Writing sexuality (or not!)


Writing Sexuality, Open Book Festival, 17 September 2014, Fugard Studio, Cape Town.


The Open Book Festival is taking place for the fourth time this year. That’s quite a feat considering the impressive line-up. The first session I attended was titled “Writing Sexuality”, panelled by Damon Galgut, Karina Szczurek and Michiel Heyns, and chaired by Karin Schimke. Schimke opened the discussion by reading the lyrics of a Nicky Minaj track. It goes something like: “My Anaconda don't.../My Anaconda don't.../My Anaconda don't want none unless you got buns hun”... Well, you can imagine the rest. At the end Schimke promptly announced that she’s tired of sex. ALL SEX! (Oh dear, I thought, sorry to hear. Eek!) But okay, to be fair, I get what she’s saying. We’re inundated with sex. It’s everywhere. And it’s gratuitous. In fact, every series seems to have a compulsory nude slot these days. Yawn, yawn. But that’s not literature. So what, as Karin went on to ask, is the function of sex in literature? (And here I must say that I was somewhat confused again because the session, I thought, was about sexuality, not sex. Those are qualitatively different things, are they not? Intertwined, yes, but separate.) Anyway, the discussion did not focus on sex and sexuality, but rather on the difference between pornography and erotica.

Well, says Galgut, except for Arctic Summer, he avoids writing sex scenes, because very few novels hinge on sex. But, he adds, it must be said that someone like Alan Hollinghurst (think The line of beauty) treats sex very well – and doesn’t shy away from being explicit. But no, Schimke wants less. She misses the days where books like Princess Daisy still had shock value. Yes, adds Galgut; he remembers Wilbur Smith’s books doing the rounds at school. Heyns adds that he avoids sexy descriptions in his novels because sex isn’t interesting in itself.

Okay, hang on. Really? Do people (some around my age!) really think this? Because I think sex in itself is interesting. Also in literature – especially in literature – where it has the opportunity to walk into so many different rooms, experience so many different kinds of sex, be so many different expressions of sexuality. I think here especially of Patrick Califia’s Macho sluts and Octave Mirbeau’s The torture garden. Surely just because certain industries have eviscerated nuance doesn’t mean that sex is boring; it only means a certain kind of sex is boring. And that sex, still too often, is expressed in a normative, heterosexual way. So is that not perhaps the more important issue at hand?

And here Karina Szczurek added what I thought was an important point: sexuality is wider than the term ‘sex’. For her it is about longing, eroticism, anguish and sensuality. It is something which can be expressed physically and emotionally, but it is also a more subtle driving force, and it is always with us – even in memory. She adds that she likes to read about sex because it is a way for her to understand that which is beyond her preference.
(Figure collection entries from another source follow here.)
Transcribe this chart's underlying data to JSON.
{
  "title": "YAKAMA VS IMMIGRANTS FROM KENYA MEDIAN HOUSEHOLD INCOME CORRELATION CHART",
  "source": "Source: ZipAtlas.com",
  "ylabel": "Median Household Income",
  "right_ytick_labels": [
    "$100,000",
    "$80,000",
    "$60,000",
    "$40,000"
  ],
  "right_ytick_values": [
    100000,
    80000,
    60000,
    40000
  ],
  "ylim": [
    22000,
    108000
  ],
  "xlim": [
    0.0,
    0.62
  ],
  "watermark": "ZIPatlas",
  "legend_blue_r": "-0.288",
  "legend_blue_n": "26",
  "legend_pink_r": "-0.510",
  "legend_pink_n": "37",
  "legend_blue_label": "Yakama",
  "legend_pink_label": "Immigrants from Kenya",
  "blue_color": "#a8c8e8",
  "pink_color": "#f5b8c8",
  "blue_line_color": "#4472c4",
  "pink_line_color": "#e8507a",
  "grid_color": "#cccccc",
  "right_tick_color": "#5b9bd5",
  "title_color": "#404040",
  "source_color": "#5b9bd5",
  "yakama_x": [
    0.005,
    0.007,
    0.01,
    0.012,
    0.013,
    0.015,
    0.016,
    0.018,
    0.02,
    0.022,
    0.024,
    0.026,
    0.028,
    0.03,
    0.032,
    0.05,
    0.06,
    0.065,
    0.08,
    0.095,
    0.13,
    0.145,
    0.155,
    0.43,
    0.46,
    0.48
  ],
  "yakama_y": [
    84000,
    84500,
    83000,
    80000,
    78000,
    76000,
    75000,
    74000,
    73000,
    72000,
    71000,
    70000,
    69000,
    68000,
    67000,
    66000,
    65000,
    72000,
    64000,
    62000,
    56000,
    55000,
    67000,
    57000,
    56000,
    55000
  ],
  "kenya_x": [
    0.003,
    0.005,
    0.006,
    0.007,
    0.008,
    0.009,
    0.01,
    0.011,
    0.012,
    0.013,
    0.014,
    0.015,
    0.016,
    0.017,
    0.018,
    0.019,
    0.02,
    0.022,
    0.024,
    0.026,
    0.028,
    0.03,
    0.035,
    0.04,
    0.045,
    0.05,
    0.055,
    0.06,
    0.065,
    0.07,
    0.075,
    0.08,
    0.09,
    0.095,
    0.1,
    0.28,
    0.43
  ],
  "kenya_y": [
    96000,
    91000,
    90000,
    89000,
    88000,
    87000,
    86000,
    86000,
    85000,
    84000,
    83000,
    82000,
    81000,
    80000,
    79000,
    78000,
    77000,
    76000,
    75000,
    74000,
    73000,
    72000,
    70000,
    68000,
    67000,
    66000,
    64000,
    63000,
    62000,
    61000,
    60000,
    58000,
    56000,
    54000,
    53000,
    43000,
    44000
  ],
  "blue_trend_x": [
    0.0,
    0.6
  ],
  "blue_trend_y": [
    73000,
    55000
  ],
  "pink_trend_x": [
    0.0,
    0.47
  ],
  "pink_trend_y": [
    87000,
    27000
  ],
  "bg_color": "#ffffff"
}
But it doesn’t have to be explicit, she says, because that’s pornography.

Again, I get the points made, but I really don’t think that explicit sex scenes necessarily translate into pornography. Surely there can be more subtle readings of explicit sex. I’m obviously not referring to trash like Fifty shades (and it must be noted that I call it trash without ever having read it, but hey, sometimes you just know) or whatever, but maybe Hollinghurst is a good example here. As is Patrick Califia, who really addresses sexual identity (sexuality) – “whether you’re a woman or a man, straight or gay, femme or butch, vanilla or hardcore, trans, bi, queer, undefined, or who knows what at all”. Because this should have been the crux of the session which was, frankly, middling. It should have addressed what is possible through different sexualities – and even different kinds of sex! – in literature/s. Because, as Galgut so beautifully put it, “the aim of books is to show you that life is not made in your image.” Now if only they had talked a bit more about that.